Although the provision of comprehensive services using MMT clinics as a platform for delivery needs require expanding, improving and scaling up, the quality of life of outpatients receiving treatment in the existing MMT clinics improved significantly. This result is consistent with studies in western countries[23–25].
It is well know that retention rates are a potential problem for MMT programs, and many studies have investigated this issue [26–29]. In our study, 9 participants dropped out by the end of the first month and the retention rate at day 90 was 82.6%. These results were similar with another study in China, which showed the average retention rate was 93.5% at day 30, and 81.5% at day 90 [30].

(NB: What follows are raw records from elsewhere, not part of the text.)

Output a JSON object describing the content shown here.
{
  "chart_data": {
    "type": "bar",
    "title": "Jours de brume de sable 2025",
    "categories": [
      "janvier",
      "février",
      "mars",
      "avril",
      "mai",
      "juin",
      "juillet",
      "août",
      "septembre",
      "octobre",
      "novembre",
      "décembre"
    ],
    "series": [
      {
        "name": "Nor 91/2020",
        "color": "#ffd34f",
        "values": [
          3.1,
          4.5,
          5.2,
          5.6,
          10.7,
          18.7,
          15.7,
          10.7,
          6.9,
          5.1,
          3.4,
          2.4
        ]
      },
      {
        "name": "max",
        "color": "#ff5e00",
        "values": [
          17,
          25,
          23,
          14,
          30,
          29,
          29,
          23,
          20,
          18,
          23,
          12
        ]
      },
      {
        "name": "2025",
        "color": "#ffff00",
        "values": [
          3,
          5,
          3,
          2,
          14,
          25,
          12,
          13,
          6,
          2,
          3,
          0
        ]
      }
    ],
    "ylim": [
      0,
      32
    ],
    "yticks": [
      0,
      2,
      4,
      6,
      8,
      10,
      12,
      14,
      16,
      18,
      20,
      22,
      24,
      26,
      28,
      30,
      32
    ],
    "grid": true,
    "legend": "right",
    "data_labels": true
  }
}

Due to good relationships between outpatients and doctors in the MMT clinics, only four qualified potential participants refused to participate in our study. Thus, the results of our study are reliable to reflect upon quality of life changes in literate outpatients in MMT clinics. In our study, all participants were required to administer the questionnaire themselves; therefore illiterate drug addicts were excluded. Illiterate MMT clinic outpatients still need to be studied as their quality of life may be different to that of literate MMT clinic outpatients; the latter of whom may have greater employment opportunities.
CONCLUSION
Methadone maintenance treatment is helpful in improving the quality of life of outpatients in MMT clinics and should be expanded further in China.
Acknowledgments
Thanks go to the staff at Xi’an CDC and the Directors of the 5 Methadone Maintenance Treatment Clinics in Xi’an for their help with this study. The authors would also like to thank Naomi Juniper and Adrian Liau for their assistance in editing the manuscript.
Supported by the International Clinical Operational and Health Services Research and Training Award (ICOHRTA) AIDS/TB, Grant # U2R TW 006917 and U2R TW 006918, funded by the National Institutes of Health, the Fogarty International Center, the National Institute of Drug Abuse and the National Institute of Mental Health.